3. Controlling pitch-Of course you need to gain control of the notes you’re playing. Whether you’re improvising over harmonic progressions, modes, or even freely, the question of how you choose and organize pitch is a never-ending pursuit. Scales, chords, passing tones, melodic patterns, classic licks, etc., all need to be studied and absorbed over time in your practice process. But all of your note choices must be integrated with (and driven by) your rhythmic and time/feel impulse.
4. Internalizing form-Being able to feel bar forms, song structures, etc., without having to think about it (get distracted by it) is crucial if you’re going to express yourself freely as you improvise. Learning to feel the building blocks of two-measure phrases and then learning to connect these blocks to internalize longer forms (like standard songs, for example) is necessary to allow you to play confidently with other musicians, as well as give you a broader perspective of the canvas on which you’re painting your improvised picture.

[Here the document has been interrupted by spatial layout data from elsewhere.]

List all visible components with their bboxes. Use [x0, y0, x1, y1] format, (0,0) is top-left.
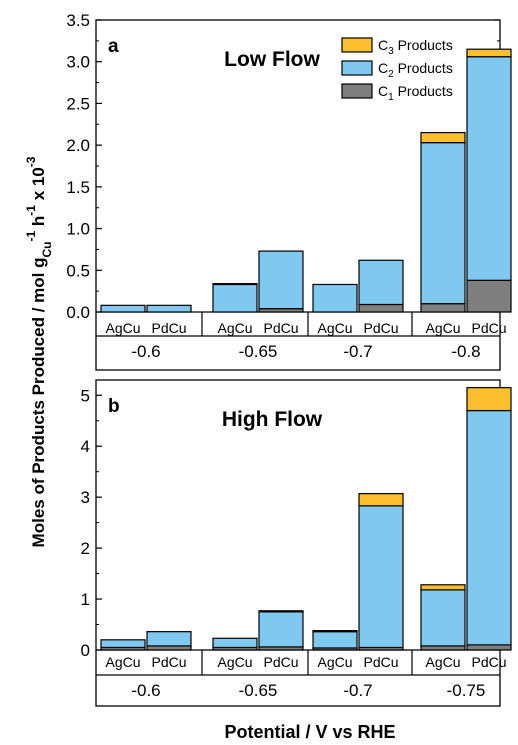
legend-swatch: [341, 60, 373, 76]
group-label: -0.7: [343, 681, 372, 700]
bar-segment: [466, 279, 512, 313]
bar-segment: [212, 283, 258, 313]
group-label: -0.65: [239, 342, 278, 361]
y-tick-label: 1: [81, 590, 90, 609]
legend-swatch: [341, 83, 373, 99]
group-label: -0.8: [451, 342, 480, 361]
category-label: PdCu: [471, 654, 506, 670]
category-label: AgCu: [217, 320, 252, 336]
legend-label: C2 Products: [378, 60, 453, 80]
bar-segment: [466, 387, 512, 412]
bar-segment: [420, 584, 466, 591]
y-tick-label: 0.5: [66, 261, 90, 280]
y-tick-label: 3: [81, 488, 90, 507]
bar-segment: [466, 409, 512, 646]
category-label: PdCu: [151, 320, 186, 336]
group-label: -0.6: [131, 342, 160, 361]
bar-segment: [100, 639, 146, 649]
y-tick-label: 3.5: [66, 11, 90, 30]
bar-segment: [212, 637, 258, 649]
bar-segment: [420, 303, 466, 313]
y-tick-label: 0.0: [66, 303, 90, 322]
bar-segment: [358, 505, 404, 649]
bar-segment: [358, 493, 404, 507]
panel-b: 0 1 2 3 4 5 AgCu PdCu -0.6 AgCu PdCu -0.65 AgCu PdCu -…: [81, 379, 512, 707]
category-label: PdCu: [363, 654, 398, 670]
bar-segment: [258, 611, 304, 648]
panel-title: High Flow: [222, 408, 323, 431]
bar-segment: [420, 132, 466, 144]
panel-title: Low Flow: [224, 48, 320, 71]
bar-segment: [146, 304, 192, 313]
bar-segment: [258, 250, 304, 310]
panel-letter: a: [108, 36, 119, 57]
bar-segment: [100, 304, 146, 313]
legend-label: C3 Products: [378, 37, 453, 57]
category-label: AgCu: [105, 654, 140, 670]
legend-label: C1 Products: [378, 83, 453, 103]
group-label: -0.75: [447, 681, 486, 700]
y-tick-label: 4: [81, 437, 90, 456]
group-label: -0.7: [343, 342, 372, 361]
category-label: AgCu: [317, 654, 352, 670]
bar-segment: [420, 589, 466, 647]
y-tick-label: 2: [81, 539, 90, 558]
group-label: -0.6: [131, 681, 160, 700]
bar-segment: [212, 283, 258, 286]
bar-segment: [258, 610, 304, 613]
bar-segment: [312, 283, 358, 313]
group-label: -0.65: [239, 681, 278, 700]
bar-segment: [358, 259, 404, 306]
y-tick-label: 1.5: [66, 178, 90, 197]
bar-segment: [466, 48, 512, 58]
y-tick-label: 2.5: [66, 94, 90, 113]
bar-segment: [466, 56, 512, 281]
category-label: AgCu: [105, 320, 140, 336]
bar-segment: [420, 645, 466, 651]
bar-segment: [358, 303, 404, 313]
category-label: PdCu: [151, 654, 186, 670]
bar-segment: [312, 631, 358, 649]
category-label: AgCu: [217, 654, 252, 670]
category-label: PdCu: [471, 320, 506, 336]
y-tick-label: 5: [81, 386, 90, 405]
bar-segment: [420, 142, 466, 305]
category-label: PdCu: [263, 654, 298, 670]
y-tick-label: 0: [81, 641, 90, 660]
category-label: PdCu: [263, 320, 298, 336]
y-tick-label: 3.0: [66, 53, 90, 72]
panel-a: 0.0 0.5 1.0 1.5 2.0 2.5 3.0 3.5 AgCu PdCu -0.6 AgCu…: [66, 11, 512, 371]
bar-segment: [146, 631, 192, 647]
x-axis-label: Potential / V vs RHE: [224, 722, 395, 742]
category-label: PdCu: [363, 320, 398, 336]
category-label: AgCu: [425, 320, 460, 336]
bar-segment: [466, 644, 512, 651]
y-tick-label: 2.0: [66, 136, 90, 155]
y-axis-label: Moles of Products Produced / mol gCu-1 h…: [24, 156, 54, 547]
y-tick-label: 1.0: [66, 220, 90, 239]
category-label: AgCu: [425, 654, 460, 670]
legend-swatch: [341, 37, 373, 53]
category-label: AgCu: [317, 320, 352, 336]
bar-segment: [312, 630, 358, 633]
legend: C3 Products C2 Products C1 Products: [341, 37, 453, 103]
panel-letter: b: [108, 396, 120, 417]
bar-segment: [146, 645, 192, 651]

It is important that you prioritize these skills in the most productive manner, and organize your practice efforts around these priorities.
The biggest mistake I see novice improvers make is putting far too much emphasis on which notes to play. Sure, pitch is important. It’s very important. But if you can’t move, if you can’t dance with the pitches, you have nothing but nondescript spatterings of random notes.
Start with controlling time and rhythm instead. Start by working on simple, pre-determined rhythmic patterns, with a limited pitch set (for example, a pentatonic scale, or blues scale). Find easily singable melodic patterns that you can bring to life. You should be able to dance to what you play. Work in two-bar phrase segments, in order to help you deepen your sense of form.
The second biggest mistake I see novice improvisers make is biting off more than they can chew. Simpler, easier, clearer and more precise…all better choices. If you’re getting frustrated with what you’re working on, regress it. Make it more doable and more satisfying. Avoid what the great pianist Bill Evans described as “approximating”. Build patiently on what you have.
Sing as much as you can! If you learn a blues scale, for example, practice improvising without your instrument. Sing your solo. And listen to your favorite improvisers very mindfully, noting as many details as you can about their time feel, phrasing, rhythmic and pitch choices. Listen to a solo until you can sing it vividly, bringing it to life with these details.
Your clear conception in conjunction with your ability to move (rhythm, time, form) will have you steadily and surely developing your true voice as an improviser.